Mit Beginn des neuen Jahres gestatten wir uns, Ihnen, sehr geehrter Herr Streuvels, für 1948 alles Gute zu wünschen. Hoffentlich ist es Ihnen vergönnt, bei bester Gesundheit noch recht lange Schönes zu schaffen, an dem sich die Leser erfreuen können.
In diesem Sinne bitten wir Sie, unsere herzlichsten Grüße zu empfangen und verbleiben wir - wie immer - mit dem Ausdruck unserer
vorzüglichsten Hochachtung
WIENER VOLKSBUCHVERLAG
Gesellschaft m[it beschränkter Haftung]
Wien, VI., Theobaldgasse 19
(handtekening Franz Latal)
Annotations
[2]
De Kövari-vertaling
Des Lebens Blütezeit is pas in 1949 bij Wiener Volksbuchverlag verschenen.
Het ontwerp van contract voor deze Duitse vertaling, d.d. 22 juli 1947, stak een redacteur van Wiener Volksbuchverlag bij zijn brief aan Streuvels van
23 juli 1946. Het ontwerp werd door Streuvels goedgekeurd en daardoor als definitief contract beschouwd.
[3]
Streuvels was allerminst tevreden met de
Abänderungsvorschläge die Franz Latal van Wiener Volksbuchverlag bij zijn brief aan Streuvels van
19 september 1947 voegde en bracht zijn uitgever Spemann van de
voorstellen tot verandering op de hoogte. Spemann wijtte het voorval aan de
verrotting van de moraal door de oorlog en raadde zijn auteur op
22 oktober 1947 aan om Wiener Volksbuchverlag zeer duidelijk zijn voorwaarden te stellen voor een mogelijke Duitse vertaling van Levensbloesem: geen wijzigingen, geen verkorting.

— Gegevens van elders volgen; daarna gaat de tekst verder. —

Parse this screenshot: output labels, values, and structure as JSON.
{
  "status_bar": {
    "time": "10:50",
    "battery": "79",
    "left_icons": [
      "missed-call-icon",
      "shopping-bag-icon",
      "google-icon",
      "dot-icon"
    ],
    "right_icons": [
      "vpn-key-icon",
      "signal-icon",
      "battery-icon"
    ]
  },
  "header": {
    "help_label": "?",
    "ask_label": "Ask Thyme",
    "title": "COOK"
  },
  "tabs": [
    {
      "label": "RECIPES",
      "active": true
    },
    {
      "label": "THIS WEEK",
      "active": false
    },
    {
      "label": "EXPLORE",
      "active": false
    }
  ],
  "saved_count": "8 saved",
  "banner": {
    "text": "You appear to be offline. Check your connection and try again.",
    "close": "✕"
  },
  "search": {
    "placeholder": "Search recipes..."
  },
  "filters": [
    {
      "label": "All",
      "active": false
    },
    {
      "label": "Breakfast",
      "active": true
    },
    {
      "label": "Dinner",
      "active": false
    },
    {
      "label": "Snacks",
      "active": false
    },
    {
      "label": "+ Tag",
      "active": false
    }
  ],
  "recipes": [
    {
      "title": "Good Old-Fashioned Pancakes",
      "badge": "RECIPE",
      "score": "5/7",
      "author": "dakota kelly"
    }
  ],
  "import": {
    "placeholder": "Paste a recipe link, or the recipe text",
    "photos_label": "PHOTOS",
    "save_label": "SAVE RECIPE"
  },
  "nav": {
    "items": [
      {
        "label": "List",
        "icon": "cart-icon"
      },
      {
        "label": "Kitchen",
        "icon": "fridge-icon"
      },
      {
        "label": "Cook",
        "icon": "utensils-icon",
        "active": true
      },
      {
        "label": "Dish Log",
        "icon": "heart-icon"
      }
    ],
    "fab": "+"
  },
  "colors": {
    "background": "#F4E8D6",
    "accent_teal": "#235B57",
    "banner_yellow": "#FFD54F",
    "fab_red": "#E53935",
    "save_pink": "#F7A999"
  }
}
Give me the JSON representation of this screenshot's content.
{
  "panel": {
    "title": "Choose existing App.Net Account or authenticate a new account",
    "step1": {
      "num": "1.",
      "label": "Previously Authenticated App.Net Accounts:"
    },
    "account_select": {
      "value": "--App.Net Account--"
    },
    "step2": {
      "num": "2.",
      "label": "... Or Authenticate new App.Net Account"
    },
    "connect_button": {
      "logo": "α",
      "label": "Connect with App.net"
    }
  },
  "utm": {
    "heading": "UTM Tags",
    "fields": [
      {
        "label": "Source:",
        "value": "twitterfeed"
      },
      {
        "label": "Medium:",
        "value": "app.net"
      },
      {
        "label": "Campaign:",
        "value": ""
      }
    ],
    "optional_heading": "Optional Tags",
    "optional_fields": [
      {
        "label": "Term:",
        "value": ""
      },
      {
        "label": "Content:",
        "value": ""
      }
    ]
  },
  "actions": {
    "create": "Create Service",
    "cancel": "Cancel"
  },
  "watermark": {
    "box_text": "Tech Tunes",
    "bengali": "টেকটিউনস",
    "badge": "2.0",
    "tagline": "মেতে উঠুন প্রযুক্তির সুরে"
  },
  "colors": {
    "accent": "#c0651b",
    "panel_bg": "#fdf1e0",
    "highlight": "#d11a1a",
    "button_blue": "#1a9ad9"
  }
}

Zowel de Weense uitgeverij als zijn vertaler Kövari kreeg in december 1947 een brief, waarin Streuvels uitlegde waarom hij de 'volzinnen' weigerde te schrappen. Het zou inconsequent geweest zijn, 1° omdat het de psychologie van zijn roman zou vervalsen, 2° omdat het weglaten van de aangehaalde volzinnen niets aan de vermelde bezwaren van de uitgever zou veranderen. Volgens Streuvels zou dan zelfs 2/3 van het boek moeten weggelaten of herschreven worden. Hij vervolgde: mijn roman speelt immers in een katholiek milieu en met godsdienstig opgevoede menschen! (...) Luister hier: Mijn boek bevat geen tendenz noch godsdienstige strekking[.] Onder het schrijven van een boek denk ik niet aan mijn publiek of mogelijk lezers of aan hun religieuze of anti-religieuze opvatting, en allerminst aan den verkoop v.m. boek. (...) Als de uitgever aanmerkingen te maken had over den inhoud v.m. boek, kon hij dat gedaan hebben bij het aanbod en indien hij het ongeschikt vond voor zijn publiek, had hij kunnen weigeren het op te nemen. En dat is nu nog niet te laat: ik sta er op dat de duitsche vertaling van Levensbloesem integraal gedrukt worde naar den voorgelegden oorspronkelijken tekst [d.i. de door Streuvels herwerkte Lijsternestuitgave, JD] - anders ben ik dadelijk bereid het contract terug te sturen en de zaak ongedaan te maken. Brief in Letterenhuis, S 935/B2
Wiener Volksbuchverlag besloot Des Lebens Blütezeit ongewijzigd te drukken, omdat ieder mensch van zijn kinderen [houdt]- ook van zijn geestelijken, aan die hij met opzet een bepaalde gedaante heeft gegeven', zoals Kövari het zo treffend verwoordde in zijn brief aan Streuvels van 15 november 1947. Brief in Letterenhuis, S 935/B2
[4]
Houtvrij papier bevat — in tegenstelling tot houthoudend papier — uitsluitend celstof. Dit is een vezelmateriaal dat gewonnen wordt uit hout, espartogras of stro. Houthoudend papier bestaat voor het grootste deel uit houtslijp, een tot poeder gewreven hout. Celstof is er slechts in een beperkte mate aanwezig. Het rendement van het hout is bij houthoudend papier veel groter, waardoor het papier goedkoper, maar van mindere kwaliteit is. Houtvrij papier is van betere kwaliteit: het is duurzamer (vergeelt niet snel door het zonlicht) en dikker.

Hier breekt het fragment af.